I don't know how old you are or where you are in your education, but I know that throwing myself into school with renewed vigor, purpose, and identity was the best medicine I could have had. It worked 10000x better than anti-depressants and therapy for me. I wasn't such a great student before, but when I threw myself into my studies, I found I had less pain and more new, positive, productive interests. This has worked wonders for me and now I'm doing really well (5 years later). I'm also glad I gave the adoptive parents a lot of space, because I can tell that they really enjoy reaching out to me now and initiating, knowing that it will eventually benefit my birth daughter. I'm really glad I didn't do anything to seem desperate or jeopardize this peaceful relationship.

Anyway - that's a lot !!! But just remember, take care of yourself, and don't think you need to be feeling better by a certain time or handling this in a certain way.
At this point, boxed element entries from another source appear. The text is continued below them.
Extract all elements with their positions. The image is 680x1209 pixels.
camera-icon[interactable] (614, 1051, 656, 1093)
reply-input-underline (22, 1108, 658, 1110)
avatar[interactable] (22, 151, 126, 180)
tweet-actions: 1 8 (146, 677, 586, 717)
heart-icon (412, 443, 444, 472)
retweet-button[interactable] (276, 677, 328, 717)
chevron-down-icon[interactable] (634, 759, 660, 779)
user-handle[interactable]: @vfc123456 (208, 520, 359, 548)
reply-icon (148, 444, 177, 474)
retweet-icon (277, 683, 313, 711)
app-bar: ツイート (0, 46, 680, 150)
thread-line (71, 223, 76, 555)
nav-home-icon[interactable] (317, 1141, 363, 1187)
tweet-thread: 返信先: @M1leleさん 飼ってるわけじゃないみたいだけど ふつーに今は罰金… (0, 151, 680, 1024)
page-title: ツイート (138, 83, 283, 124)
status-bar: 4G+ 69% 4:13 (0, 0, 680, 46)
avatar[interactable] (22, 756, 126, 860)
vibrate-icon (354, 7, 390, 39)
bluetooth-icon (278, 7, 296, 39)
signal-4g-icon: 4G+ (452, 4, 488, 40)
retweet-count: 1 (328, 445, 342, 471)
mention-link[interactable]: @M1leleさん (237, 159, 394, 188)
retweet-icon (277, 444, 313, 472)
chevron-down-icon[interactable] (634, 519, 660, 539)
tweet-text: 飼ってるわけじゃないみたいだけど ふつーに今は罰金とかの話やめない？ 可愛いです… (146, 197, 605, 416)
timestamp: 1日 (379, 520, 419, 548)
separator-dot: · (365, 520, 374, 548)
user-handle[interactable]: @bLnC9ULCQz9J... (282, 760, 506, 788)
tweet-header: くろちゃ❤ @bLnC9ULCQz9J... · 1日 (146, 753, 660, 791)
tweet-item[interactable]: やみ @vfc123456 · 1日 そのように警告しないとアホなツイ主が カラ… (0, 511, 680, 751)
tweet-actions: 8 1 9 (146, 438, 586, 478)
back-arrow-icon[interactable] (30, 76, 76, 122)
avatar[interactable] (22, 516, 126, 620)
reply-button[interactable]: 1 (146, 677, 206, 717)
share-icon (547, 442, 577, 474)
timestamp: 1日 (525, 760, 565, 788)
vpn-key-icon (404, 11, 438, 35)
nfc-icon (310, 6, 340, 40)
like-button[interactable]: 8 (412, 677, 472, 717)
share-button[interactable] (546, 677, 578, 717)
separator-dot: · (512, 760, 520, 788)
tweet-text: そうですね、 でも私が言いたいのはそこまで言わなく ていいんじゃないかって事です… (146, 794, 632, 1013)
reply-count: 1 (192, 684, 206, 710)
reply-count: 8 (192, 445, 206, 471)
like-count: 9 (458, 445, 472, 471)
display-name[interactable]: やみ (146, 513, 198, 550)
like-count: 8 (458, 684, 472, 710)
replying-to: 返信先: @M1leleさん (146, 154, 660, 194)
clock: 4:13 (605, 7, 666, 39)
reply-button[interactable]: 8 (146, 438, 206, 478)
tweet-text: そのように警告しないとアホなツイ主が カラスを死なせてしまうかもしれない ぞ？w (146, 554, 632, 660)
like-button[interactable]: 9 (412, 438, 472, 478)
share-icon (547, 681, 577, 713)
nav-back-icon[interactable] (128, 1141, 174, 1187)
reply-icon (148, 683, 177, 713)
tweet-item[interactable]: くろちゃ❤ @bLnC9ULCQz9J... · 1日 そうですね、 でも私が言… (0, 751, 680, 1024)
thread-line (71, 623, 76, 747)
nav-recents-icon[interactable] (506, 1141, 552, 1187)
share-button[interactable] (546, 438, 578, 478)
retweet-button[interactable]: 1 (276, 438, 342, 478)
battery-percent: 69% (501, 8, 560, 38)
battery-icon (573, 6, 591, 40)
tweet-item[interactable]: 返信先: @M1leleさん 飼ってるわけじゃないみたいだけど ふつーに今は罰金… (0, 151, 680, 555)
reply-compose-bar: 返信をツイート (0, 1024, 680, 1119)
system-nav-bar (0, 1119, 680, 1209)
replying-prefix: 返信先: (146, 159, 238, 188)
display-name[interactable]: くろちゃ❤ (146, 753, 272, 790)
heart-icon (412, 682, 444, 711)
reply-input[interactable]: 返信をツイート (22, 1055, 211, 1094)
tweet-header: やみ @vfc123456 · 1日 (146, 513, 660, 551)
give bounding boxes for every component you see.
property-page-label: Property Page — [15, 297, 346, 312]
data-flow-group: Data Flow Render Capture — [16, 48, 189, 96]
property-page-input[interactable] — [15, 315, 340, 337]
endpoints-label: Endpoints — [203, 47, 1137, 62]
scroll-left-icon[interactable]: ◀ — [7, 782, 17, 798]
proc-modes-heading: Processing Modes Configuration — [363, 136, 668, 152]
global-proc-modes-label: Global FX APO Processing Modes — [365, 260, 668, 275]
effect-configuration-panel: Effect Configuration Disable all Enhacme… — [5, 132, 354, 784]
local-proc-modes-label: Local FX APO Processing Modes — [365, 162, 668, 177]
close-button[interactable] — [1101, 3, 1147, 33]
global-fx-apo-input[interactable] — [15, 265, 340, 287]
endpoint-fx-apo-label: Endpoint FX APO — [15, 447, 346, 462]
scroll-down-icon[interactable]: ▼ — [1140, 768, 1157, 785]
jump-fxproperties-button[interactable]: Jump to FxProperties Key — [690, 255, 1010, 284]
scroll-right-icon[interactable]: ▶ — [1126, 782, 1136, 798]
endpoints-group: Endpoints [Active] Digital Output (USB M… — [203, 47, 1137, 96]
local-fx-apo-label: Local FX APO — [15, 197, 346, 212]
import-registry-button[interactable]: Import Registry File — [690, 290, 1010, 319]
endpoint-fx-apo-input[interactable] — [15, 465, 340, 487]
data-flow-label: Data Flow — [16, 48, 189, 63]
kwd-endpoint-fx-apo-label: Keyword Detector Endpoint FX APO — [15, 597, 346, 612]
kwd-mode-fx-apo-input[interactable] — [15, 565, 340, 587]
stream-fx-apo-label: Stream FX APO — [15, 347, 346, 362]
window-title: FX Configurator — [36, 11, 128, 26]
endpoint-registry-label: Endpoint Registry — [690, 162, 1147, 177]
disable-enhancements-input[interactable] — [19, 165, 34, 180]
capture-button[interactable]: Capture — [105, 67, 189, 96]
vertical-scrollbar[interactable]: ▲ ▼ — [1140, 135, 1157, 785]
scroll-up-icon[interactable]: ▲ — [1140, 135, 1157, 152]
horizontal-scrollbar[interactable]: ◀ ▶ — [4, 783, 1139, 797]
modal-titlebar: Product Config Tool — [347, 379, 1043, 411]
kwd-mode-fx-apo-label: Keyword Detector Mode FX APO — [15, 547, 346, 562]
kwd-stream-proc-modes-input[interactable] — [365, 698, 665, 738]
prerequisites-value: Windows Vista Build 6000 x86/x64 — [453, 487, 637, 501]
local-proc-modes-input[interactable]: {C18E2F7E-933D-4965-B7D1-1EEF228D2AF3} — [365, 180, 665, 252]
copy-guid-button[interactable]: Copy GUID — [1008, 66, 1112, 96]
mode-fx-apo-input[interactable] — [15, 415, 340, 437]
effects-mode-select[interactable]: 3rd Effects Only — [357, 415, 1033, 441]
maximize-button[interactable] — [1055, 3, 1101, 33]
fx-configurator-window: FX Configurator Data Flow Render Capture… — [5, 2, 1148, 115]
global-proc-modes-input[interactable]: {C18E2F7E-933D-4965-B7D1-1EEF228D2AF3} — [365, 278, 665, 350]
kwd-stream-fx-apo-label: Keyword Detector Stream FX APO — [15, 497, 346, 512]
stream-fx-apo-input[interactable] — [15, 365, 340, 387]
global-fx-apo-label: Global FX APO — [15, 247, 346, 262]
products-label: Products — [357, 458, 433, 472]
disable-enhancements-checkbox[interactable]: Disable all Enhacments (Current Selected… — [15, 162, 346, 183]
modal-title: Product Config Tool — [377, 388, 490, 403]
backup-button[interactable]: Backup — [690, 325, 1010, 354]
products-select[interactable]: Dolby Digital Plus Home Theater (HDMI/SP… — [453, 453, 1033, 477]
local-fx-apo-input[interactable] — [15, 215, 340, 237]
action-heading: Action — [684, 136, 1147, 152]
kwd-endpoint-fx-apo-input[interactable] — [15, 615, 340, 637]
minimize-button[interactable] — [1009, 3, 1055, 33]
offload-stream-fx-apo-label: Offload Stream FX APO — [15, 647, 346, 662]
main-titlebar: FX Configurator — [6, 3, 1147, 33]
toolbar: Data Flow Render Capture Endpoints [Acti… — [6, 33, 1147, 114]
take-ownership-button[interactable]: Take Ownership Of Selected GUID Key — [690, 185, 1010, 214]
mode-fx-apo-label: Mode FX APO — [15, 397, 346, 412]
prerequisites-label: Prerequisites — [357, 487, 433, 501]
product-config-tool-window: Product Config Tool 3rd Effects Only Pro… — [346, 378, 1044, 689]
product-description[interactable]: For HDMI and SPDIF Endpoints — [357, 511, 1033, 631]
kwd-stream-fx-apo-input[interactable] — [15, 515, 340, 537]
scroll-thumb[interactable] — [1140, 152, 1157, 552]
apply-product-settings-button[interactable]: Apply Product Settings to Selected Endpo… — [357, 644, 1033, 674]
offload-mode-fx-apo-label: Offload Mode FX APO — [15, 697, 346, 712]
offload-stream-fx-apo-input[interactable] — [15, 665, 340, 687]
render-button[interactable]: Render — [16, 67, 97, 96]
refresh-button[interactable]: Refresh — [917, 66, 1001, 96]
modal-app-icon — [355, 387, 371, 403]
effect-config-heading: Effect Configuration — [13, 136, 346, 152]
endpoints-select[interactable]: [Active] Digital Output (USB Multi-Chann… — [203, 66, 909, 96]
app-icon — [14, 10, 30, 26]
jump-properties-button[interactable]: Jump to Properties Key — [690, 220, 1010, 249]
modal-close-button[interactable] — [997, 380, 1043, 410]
I can just tell you - and I've heard from a lot of birthmothers over the 4 years of the birthmothers community -- that getting busy with school is much better medicine than sitting around, taking time off and trying to "heal." I thought I needed time to heal, but that just made me feel worse and more and more depressed.

Find a hobby, classes, anything, and I can almost promise you that you will feel better - even if it sounds like too much right now.

And most importantly - welcome! And we're defintely here to help you and encourage you along the way, and to tell you what you can expect, and what helped us in our own situations.

Take care, sweetie. We're here for you.

Oh, and he's BEAUTIFUL. You're right, absolutely perfect. :)
I just saw your membership request for birthmothers and approved it, so feel free to post and browse the old entries.